Twelve years later, another girl disappears in disturbingly similar circumstances. This case throws its shadows over Emmy’s own family, leaving bruises that will surely linger through the series. Embedded in its small Georgia town, We Are All Guilty Here stands out for often being as invested in these families as in the crimes they encounter.
Spinning a tale of hubris, Bangladesh memories, and exotic meats, K Anis Ahmed’s Carnivore (HarperCollins, £16.99) is an energetic romp through a moneyed world that stops at nothing to feed its ego.
Bangladeshi emigrant Kash Mirza opened an exclusive Manhattan restaurant in the summer of 2008, when “alpha-nerds with PhDs in stochastic mathematics or God-knows-what had no clue … markets would tank …everyone would be a millionaire.” Kash rode this wave as blindly as the rest, never anticipating the imminent crash. By the fall, though, those financial sharks “turned into broken relics” and Kash faces being broken too, by Boris, a gangster from whom he borrowed a bit too much a bit too often. Trying to figure out how he landed in such a precarious situation, Kash summons the ghosts of his childhood and of his fellow ex-pats.

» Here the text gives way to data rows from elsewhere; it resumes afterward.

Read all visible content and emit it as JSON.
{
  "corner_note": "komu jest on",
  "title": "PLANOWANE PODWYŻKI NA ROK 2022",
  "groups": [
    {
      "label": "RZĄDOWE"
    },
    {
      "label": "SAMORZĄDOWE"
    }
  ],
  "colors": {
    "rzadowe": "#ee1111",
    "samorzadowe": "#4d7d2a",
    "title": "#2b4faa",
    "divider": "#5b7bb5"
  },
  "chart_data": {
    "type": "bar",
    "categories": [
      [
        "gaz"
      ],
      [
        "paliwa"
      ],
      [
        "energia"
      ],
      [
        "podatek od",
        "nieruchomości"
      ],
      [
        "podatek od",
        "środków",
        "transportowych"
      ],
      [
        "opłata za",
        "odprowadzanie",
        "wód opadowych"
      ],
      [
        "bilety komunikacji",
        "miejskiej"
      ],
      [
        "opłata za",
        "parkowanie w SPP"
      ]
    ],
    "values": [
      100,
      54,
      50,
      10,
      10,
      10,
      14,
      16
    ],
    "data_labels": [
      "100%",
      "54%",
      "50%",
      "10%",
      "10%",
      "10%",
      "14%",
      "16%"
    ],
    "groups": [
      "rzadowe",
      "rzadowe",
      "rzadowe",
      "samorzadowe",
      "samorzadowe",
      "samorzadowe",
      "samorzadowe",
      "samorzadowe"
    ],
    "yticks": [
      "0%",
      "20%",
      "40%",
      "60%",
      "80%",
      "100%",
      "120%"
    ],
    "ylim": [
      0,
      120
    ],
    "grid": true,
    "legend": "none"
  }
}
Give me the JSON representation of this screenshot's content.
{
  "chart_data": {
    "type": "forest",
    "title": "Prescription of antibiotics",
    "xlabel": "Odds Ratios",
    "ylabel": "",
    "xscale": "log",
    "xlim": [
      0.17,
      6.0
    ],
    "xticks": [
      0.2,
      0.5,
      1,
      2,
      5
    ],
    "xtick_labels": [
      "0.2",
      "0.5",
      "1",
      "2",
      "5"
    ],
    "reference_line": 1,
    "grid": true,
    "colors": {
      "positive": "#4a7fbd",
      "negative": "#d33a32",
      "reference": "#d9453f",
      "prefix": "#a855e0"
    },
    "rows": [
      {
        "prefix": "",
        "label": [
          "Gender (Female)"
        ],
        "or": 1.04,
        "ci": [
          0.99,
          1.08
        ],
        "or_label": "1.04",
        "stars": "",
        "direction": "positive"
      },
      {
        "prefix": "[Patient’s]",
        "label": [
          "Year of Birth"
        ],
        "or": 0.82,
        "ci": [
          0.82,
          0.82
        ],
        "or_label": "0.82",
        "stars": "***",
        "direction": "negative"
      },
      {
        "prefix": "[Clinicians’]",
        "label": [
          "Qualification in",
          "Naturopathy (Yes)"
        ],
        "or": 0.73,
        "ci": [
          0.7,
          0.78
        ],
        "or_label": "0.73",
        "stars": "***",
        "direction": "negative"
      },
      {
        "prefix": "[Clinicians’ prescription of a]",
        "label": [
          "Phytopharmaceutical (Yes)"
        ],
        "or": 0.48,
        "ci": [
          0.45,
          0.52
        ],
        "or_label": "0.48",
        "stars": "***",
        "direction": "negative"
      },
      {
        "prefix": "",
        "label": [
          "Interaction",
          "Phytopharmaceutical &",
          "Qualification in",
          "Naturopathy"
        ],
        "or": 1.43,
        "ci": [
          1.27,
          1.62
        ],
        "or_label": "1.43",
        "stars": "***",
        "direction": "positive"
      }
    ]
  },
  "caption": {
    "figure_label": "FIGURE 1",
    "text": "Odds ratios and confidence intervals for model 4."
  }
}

As Boris presses for repayment, cutting off Kash’s pinky along the way, Carnivore follows Kash’s increasingly inspired efforts to survive. He soon double-talks his way to a meeting with an international group of billionaire gastronomes, selling them an “Evening of Danger” to appease their ennui.
As the novel moves to its culinary climax and Kash’s rationalisations accumulate, Ahmed surrounds him with a vivid secondary cast, making this a charmingly gruesome depiction of his race for survival.